MRI identifies blood flow in cervical tumors, predicts outcomes
Dec. 6 — Measuring both the level of red blood cells in the body and the blood flow in tumors using MRI helps to predict which cervical cancer patients are likely to have a better outcome, according to researchers at the Ohio State University Comprehensive Cancer Center.

“We must look at how the oxygenation in the circulation and the vasculature of each individual tumor interact,” said Nina Mayr, MD, a researcher and chair of radiation medicine at the James Cancer Hospital and Solove Research Institute at Ohio State University. “For cancer therapy to be effective, tumors must have blood flow and sufficient oxygen.”

According to Mayr, they identified a method to check the actual blood flow within tumors as they are treated by using MRI. “If we put together both the number of red blood cells that a patient’s body has to carry the oxygen to the tumor, and the blood flow within the tumor, we have a powerful predictor to tell us whether the treatment will work,” Mayr said.
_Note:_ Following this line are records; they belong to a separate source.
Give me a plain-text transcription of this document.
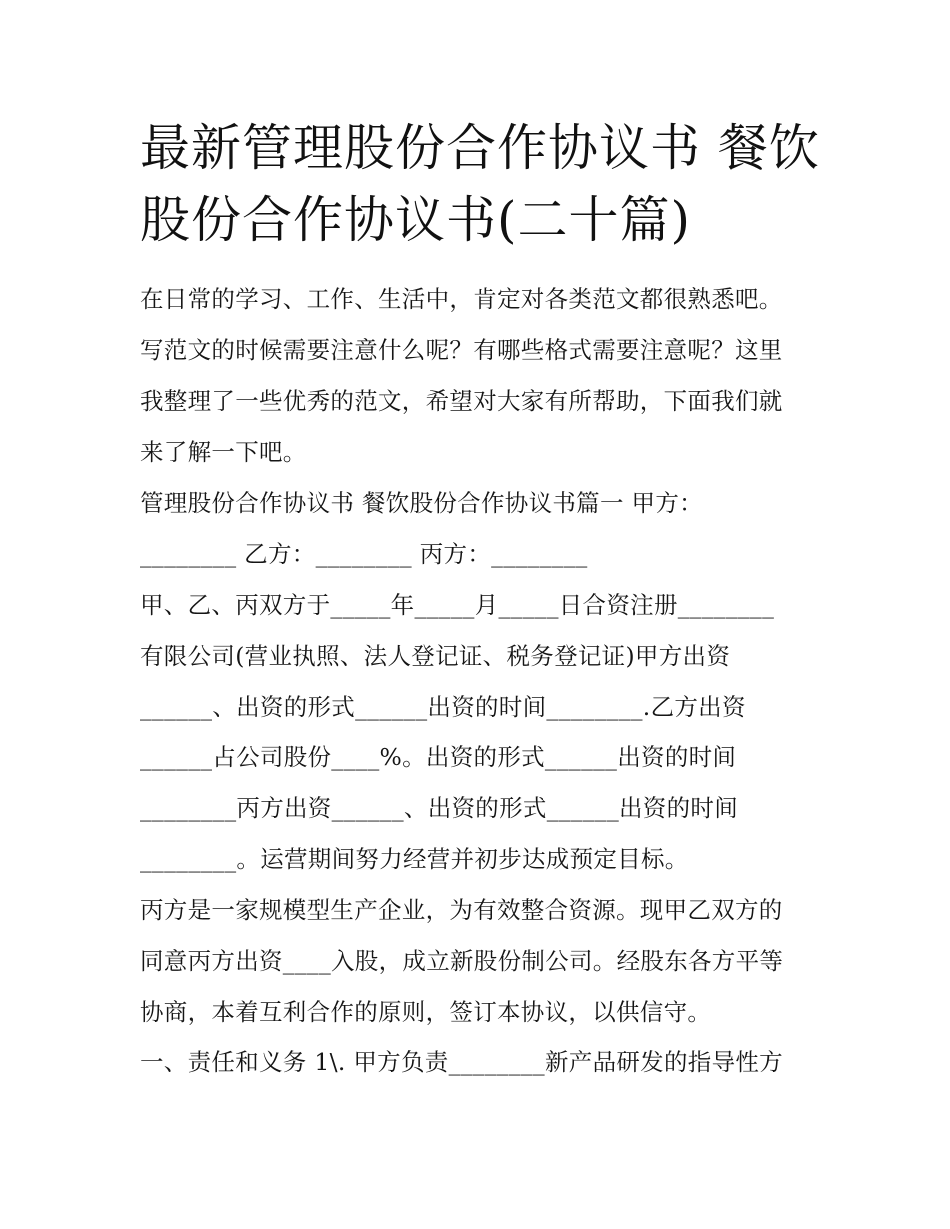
最新管理股份合作协议书 餐饮
股份合作协议书(二十篇)

在日常的学习、工作、生活中，肯定对各类范文都很熟悉吧。

写范文的时候需要注意什么呢？有哪些格式需要注意呢？这里

我整理了一些优秀的范文，希望对大家有所帮助，下面我们就

来了解一下吧。

管理股份合作协议书 餐饮股份合作协议书篇一 甲方：

________ 乙方：________ 丙方：________

甲、乙、丙双方于_____年_____月_____日合资注册________

有限公司(营业执照、法人登记证、税务登记证)甲方出资

______、出资的形式______出资的时间________.乙方出资

______占公司股份____%。出资的形式______出资的时间

________丙方出资______、出资的形式______出资的时间

________。运营期间努力经营并初步达成预定目标。

丙方是一家规模型生产企业，为有效整合资源。现甲乙双方的

同意丙方出资____入股，成立新股份制公司。经股东各方平等

协商，本着互利合作的原则，签订本协议，以供信守。

一、责任和义务 1\. 甲方负责________新产品研发的指导性方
Researchers analyzed the levels of red blood cells throughout the course of radiation and chemotherapy in 66 cervical cancer patients. In addition, they examined the blood supply of the tumor during therapy in each patient using innovative MRI techniques.

“We found that we must analyze both the level of red blood cells and the vasculature ‘signature’ of each individual tumor,” Mayr said. “If both are high, patients responded well to therapy and had a 91 percent chance of survival. But when both are low, patients had a 32 percent chance of tumor recurrence, and only a 56 percent chance of survival.”
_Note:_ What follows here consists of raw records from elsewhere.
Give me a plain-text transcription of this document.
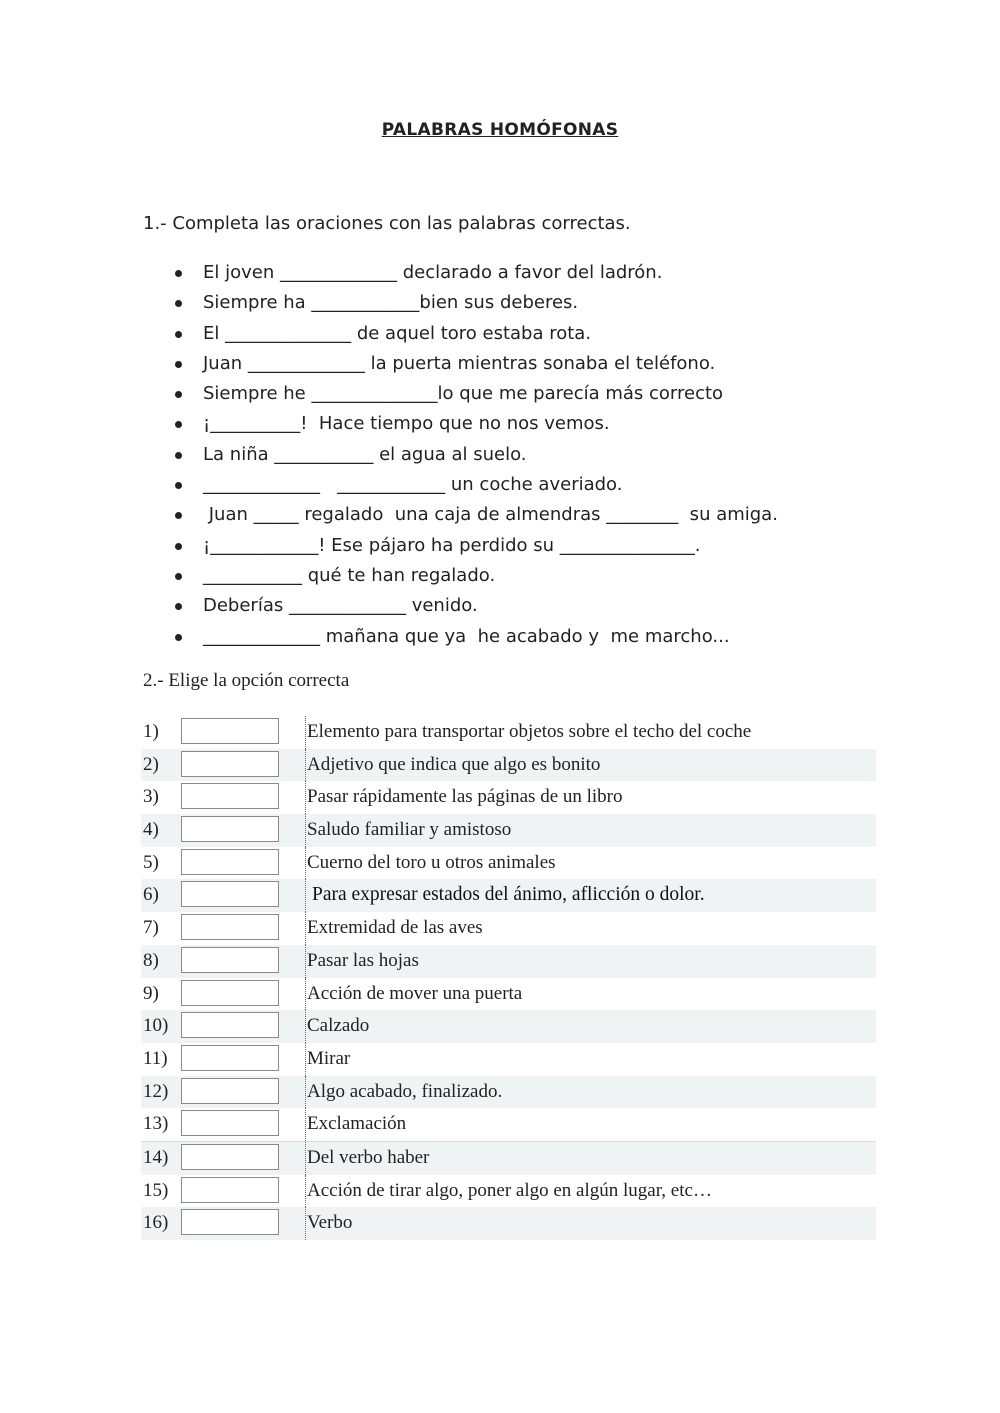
PALABRAS HOMÓFONAS
1.- Completa las oraciones con las palabras correctas.
El joven _____________ declarado a favor del ladrón.
Siempre ha ____________bien sus deberes.
El ______________ de aquel toro estaba rota.
Juan _____________ la puerta mientras sonaba el teléfono.
Siempre he ______________lo que me parecía más correcto
¡__________!  Hace tiempo que no nos vemos.
La niña ___________ el agua al suelo.
_____________   ____________ un coche averiado.
Juan _____ regalado  una caja de almendras ________  su amiga.
¡____________! Ese pájaro ha perdido su _______________.
___________ qué te han regalado.
Deberías _____________ venido.
_____________ mañana que ya  he acabado y  me marcho...
2.- Elige la opción correcta
1)	Elemento para transportar objetos sobre el techo del coche
2)	Adjetivo que indica que algo es bonito
3)	Pasar rápidamente las páginas de un libro
4)	Saludo familiar y amistoso
5)	Cuerno del toro u otros animales
6)	Para expresar estados del ánimo, aflicción o dolor.
7)	Extremidad de las aves
8)	Pasar las hojas
9)	Acción de mover una puerta
10)	Calzado
11)	Mirar
12)	Algo acabado, finalizado.
13)	Exclamación
14)	Del verbo haber
15)	Acción de tirar algo, poner algo en algún lugar, etc…
16)	Verbo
Patients often receive transfusions or stimulating factors that boost their low red blood cell levels, but those treatments can be expensive, uncomfortable and somewhat risky, she said.

The results show that there now may be a way to “predict whether that treatment will work for each individual patient,” Mayr said. “This new information may help to make cancer care more personalized by using transfusions in patients who need them most, and we may be able to avoid them in those who will do well without them.”